Finale supports scoring music in this particular way (cf. Shape Note music), but its handling of the flag shape for “Fa” (scale degree 4), where the flag direction differs depending on the location of the notehead in relation to the stem, has often required manual adjustment to get a pleasing result (cf. Fa Noteheads direction in Shaped Notation with Stems | Finale Forum).

For new hymns or new hymnals, I’d love for us to be able to use Dorrico for the final printed result. Do you have plans to support shape notes in Dorrico?

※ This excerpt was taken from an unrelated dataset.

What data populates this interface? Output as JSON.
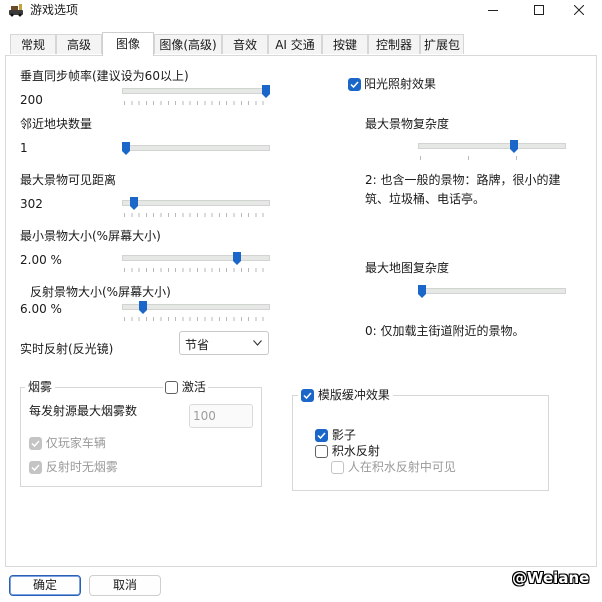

Yes, we do indeed have plans to support shape note notation in Dorico. It’s partially implemented at present, but needs a bit more work. When it’s finally completed, it will be as simple as specifying in the Engraving Options for your project that you want to use a particular 4- or 7-note shape note scheme, and it will automatically work from there.

I am planning for us to implement the various schemes I identified during my research for SMuFL: this page in the SMuFL specification lists the schemes I expect Dorico will support:

https://w3c.github.io/smufl/gitbook/tables/shape-note-noteheads.html

(I apologise that the schemes are not more clearly shown with illustrations – that’s something I plan to improve in future revisions of the SMuFL specification.)

Can you let me know if the scheme you are using differs from the ones shown here?

Hi Daniel,

Fantastic, thank you. We use the 7-shape Aikin scheme. I’ve reviewed the SMuFL glyph descriptions and implementation notes, and the specification’s depiction of the Aikin scheme appears accurate to me.

One additional requirement that may be worth pointing out: it is useful for hymn composers in my circle to visually see these shapes as they are entering notes (as opposed to only applying the shapes for print), since many of us use it to visually understand the chords and progressions as we are writing.

A good example of the kind of output we’re aiming for is in the recently-published “Sumphonia Hymnal”, Psalms, Hymns, and Spiritual Songs. I know the editors took great pains with the engraving of this hymnal, both for the printed volume and a separate digital edition (effectively PowerPoint slides of hymns which use a smaller page layout). I will certainly be passing the news about Dorico on to them.

So glad to hear this is not just a planned Dorico feature, but part of the SMuFL spec for Unicode music notation fonts. Thanks for your hard work on both.

If you switched to the appropriate shape note notehead set, then you would indeed see those noteheads while you are inputting, though if you were using the computer keyboard for input, you would still have to input the notes according to their note name, i.e. using the letters A to G.

That’s exactly what I would expect. Thanks much.

Hi Daniel and team,

Congratulations on the release. The demo event was great.

Did the shape note notation feature make the v1 release?

I’m afraid not properly, no, but we will try to get back around to it as soon as possible. It’s halfway there, but needs some more work.

Is there any updated timeline for shape note implementation. I’m loving Dorico, and can’t wait to see all the continued feature development.

We hope to be able to work on this quite soon. Not too many pieces are missing, but the crucial one is establishing the root of the key so that we can choose the correct notehead.

Hi Daniel,

Just checking in for any update on this. Happy to see all the good work going into the Dorico releases.

Sorry, no progress on this front just yet, Adam. Hopefully we won’t keep you waiting too much longer.

In case anyone reaches this post via a search, shape notes have been available in Dorico since 1.2 (released Dec 5, 2017).